Body armor doesn't kill, insurgents do
Front page headline: "Body armor blamed in U.S. Marine deaths" (Star-Bulletin, Jan. 7). Gosh, and all this time I had thought it was terrorist insurgents who were killing Marines! How naive of me.
Whoever writes headlines like this is either ignorant or terribly biased. I'm told this is part of a media campaign to make combat losses all our nation's fault, never the fault of the radical Islamic terrorists.

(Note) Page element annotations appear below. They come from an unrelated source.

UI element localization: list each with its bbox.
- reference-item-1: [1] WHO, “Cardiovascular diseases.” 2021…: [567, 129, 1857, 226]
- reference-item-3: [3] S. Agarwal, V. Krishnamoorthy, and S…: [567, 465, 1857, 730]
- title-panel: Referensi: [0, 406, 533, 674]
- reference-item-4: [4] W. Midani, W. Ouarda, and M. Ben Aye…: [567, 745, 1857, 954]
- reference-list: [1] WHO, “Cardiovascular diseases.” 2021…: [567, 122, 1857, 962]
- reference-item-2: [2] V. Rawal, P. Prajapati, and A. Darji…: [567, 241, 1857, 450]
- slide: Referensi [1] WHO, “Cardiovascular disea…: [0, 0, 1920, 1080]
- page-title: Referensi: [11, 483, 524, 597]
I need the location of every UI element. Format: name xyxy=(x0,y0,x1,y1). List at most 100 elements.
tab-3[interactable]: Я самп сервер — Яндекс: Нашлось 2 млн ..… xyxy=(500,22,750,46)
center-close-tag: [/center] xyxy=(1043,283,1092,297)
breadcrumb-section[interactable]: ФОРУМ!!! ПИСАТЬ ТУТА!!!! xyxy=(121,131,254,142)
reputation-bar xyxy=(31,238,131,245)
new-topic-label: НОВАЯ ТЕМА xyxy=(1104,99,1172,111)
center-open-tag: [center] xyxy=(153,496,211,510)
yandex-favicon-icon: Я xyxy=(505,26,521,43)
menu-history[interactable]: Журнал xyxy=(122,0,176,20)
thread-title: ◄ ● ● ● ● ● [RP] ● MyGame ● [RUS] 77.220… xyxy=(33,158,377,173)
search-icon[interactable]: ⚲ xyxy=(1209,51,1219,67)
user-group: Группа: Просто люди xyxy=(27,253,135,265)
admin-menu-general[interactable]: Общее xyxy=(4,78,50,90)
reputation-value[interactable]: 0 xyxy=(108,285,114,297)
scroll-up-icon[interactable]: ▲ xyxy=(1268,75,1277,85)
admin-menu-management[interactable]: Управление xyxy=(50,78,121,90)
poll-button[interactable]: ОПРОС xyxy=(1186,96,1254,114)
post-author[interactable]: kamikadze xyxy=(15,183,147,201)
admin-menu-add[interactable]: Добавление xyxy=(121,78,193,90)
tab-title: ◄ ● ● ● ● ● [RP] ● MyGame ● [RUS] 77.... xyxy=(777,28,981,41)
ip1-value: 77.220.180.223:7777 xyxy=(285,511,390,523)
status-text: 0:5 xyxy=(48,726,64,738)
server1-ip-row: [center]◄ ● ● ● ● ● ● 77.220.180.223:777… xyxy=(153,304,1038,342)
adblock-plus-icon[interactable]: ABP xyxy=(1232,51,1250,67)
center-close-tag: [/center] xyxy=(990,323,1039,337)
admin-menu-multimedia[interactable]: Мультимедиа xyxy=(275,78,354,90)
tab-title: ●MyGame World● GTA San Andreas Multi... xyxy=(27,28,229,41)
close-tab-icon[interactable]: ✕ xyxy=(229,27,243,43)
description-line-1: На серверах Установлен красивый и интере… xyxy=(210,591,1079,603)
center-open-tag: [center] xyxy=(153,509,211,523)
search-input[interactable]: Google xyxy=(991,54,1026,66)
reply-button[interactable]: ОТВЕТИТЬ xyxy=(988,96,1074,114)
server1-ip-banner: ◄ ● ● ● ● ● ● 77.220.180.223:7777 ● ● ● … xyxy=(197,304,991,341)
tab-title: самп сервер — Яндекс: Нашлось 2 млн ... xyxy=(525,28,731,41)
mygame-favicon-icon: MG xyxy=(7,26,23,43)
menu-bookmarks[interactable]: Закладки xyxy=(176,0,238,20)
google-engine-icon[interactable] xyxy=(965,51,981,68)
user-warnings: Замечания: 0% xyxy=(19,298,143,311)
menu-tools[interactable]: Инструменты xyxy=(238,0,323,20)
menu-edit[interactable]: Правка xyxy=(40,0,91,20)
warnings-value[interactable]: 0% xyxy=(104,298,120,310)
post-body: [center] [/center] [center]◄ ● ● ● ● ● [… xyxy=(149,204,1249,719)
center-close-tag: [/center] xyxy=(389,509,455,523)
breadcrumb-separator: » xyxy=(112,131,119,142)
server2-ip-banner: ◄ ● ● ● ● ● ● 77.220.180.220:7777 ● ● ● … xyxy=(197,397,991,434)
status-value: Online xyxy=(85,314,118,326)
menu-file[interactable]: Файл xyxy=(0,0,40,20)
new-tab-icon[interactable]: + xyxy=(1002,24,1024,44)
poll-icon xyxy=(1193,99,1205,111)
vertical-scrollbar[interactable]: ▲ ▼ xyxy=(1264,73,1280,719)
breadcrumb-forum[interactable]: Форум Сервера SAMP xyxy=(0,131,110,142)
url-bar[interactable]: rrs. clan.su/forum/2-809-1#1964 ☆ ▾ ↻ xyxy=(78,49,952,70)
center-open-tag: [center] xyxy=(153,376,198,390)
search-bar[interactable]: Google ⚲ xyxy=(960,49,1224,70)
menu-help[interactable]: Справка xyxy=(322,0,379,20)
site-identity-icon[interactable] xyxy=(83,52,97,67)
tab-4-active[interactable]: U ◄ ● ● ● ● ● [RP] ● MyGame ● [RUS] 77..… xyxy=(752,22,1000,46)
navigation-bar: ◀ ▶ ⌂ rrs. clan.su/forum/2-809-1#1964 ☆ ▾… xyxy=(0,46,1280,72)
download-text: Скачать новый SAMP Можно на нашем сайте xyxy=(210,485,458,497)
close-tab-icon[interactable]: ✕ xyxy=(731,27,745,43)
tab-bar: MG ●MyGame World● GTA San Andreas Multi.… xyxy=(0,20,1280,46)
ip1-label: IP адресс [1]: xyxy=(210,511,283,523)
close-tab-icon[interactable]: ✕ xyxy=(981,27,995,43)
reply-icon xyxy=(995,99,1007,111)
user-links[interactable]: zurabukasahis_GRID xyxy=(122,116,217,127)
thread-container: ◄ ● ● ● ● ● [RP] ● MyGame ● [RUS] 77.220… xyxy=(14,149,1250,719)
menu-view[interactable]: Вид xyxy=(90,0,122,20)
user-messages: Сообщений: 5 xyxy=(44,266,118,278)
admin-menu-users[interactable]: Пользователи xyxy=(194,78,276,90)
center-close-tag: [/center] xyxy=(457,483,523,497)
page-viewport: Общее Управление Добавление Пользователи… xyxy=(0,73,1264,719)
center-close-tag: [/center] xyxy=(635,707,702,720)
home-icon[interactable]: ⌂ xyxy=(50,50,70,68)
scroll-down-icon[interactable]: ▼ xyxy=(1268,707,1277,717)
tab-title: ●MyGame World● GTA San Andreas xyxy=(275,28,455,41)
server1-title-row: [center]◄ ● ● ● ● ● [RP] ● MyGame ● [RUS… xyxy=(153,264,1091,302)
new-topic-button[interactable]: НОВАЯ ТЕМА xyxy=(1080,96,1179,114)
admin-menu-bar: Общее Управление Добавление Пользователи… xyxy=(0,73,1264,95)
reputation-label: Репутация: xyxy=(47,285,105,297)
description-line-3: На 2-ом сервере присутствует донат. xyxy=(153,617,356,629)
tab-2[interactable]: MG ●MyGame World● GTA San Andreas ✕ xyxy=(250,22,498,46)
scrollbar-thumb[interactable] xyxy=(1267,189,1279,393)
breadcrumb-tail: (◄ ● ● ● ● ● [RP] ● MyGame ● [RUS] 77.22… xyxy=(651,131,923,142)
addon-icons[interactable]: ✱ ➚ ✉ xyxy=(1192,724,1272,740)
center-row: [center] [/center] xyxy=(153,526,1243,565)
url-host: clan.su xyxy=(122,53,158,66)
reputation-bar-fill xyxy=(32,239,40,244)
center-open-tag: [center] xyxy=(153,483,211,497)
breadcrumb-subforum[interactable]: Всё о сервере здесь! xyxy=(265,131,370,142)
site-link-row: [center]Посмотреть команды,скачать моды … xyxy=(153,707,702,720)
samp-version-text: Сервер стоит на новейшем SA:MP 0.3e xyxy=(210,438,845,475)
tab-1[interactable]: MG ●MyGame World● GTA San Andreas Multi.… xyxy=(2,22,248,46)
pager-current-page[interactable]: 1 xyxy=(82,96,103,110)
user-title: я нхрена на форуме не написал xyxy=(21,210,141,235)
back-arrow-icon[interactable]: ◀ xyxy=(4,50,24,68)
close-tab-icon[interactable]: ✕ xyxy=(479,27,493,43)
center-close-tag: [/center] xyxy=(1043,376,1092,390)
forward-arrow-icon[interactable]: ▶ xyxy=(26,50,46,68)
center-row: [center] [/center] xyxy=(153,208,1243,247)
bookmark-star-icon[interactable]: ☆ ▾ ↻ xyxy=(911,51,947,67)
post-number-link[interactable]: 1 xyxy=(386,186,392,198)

Wonder why the headline writer didn't simply blame George Bush; it's so much more fashionable!
John Corboy
Mililani
Sheehan not using son for her own benefit
In response to Gary F. Anderson's
Jan. 7 letter to the editor, Cindy Sheehan is not using her son's death to get attention for herself. She is using her son's death to let the world know that her son and other sons and daughters have died in Iraq as a result of President Bush's lies about Iraq.
Each and every one of those brave soldier's deaths is the result of Bush's lies.
Cindy Sheehan is an American hero for continuing her crusade to inform the public about Bush's lies and why her son and others have died because of those lies.
It's time to get out of Iraq before any more soldiers are killed because of Bush's lies.
David Soule
Vietnam veteran
Mililani
We need city services and they cost money
As a taxpayer, I feel entitled to full city services and then some. But at what cost? The mayor has attempted to satisfy us and yet we're not satisfied. So, everyone, suck it up -- or we'll have nothing. Thank you very much.
Todd Oya
Mililani
Property tax rates must be set fairly
I find it to be nothing but a political bouncing ball to watch our mayor and our City Council
address the issue of property taxes, appraisal rates, plans for relief, exemptions and so on. Why do they have to attempt to curry favor with each group of moaning taxpayers as a separate group by offering a favorable solution to each and every complainant? Are we rewarding the squeaky wheels?
Every property owner has seen a ridiculous increase. Do your jobs. Set a budget, determine what money is needed, look at your appraised values and then assess a rate that fulfills that need. No favoritism, no political balls to toss around and no windfall profit for government.
Bill Comerford
Honolulu
Doubt was reasonable in Manoa robbery case
Shaun Rodrigues was home sleeping (according to family members) when a Manoa home was robbed, but he's going to prison (
Star-Bulletin, Jan. 10).
A few years ago, a guy was on the front pages of the newspapers. At the carwash I briefly thought it strange that everyone was scattered throughout the store because usually there's a line. A man started laughing and told me that people thought I was Byran Uyesugi, the "Xerox killer." They'd mistaken me for someone two inches shorter and 60 pounds heavier.
Deputy Prosecutor Russell Uehara said, "The victims, Dianne and Dawn Sugihara, are both intelligent, educated and honest people. They would not have convicted the wrong person."
But if Rodrigues was convicted solely on the testimony of the victims, then the "fail-safe" for the system has failed. The FBI reports that 25 percent of the time, the eyewitness identifies the wrong person, and the percentage of error increase with stress. In recent decades DNA testing identified 30-35 percent of young men convicted of rape as being wrongly identified by the rape victims. Many of these men were imprisoned more than a decade.
The Sugiharas might honestly believe that Rodrigues robbed them, but people, especially those under severe stress, make mistakes. This fact combined with Rodrigues' alibi and the mismatched fingerprint should have been enough to cast reasonable doubt.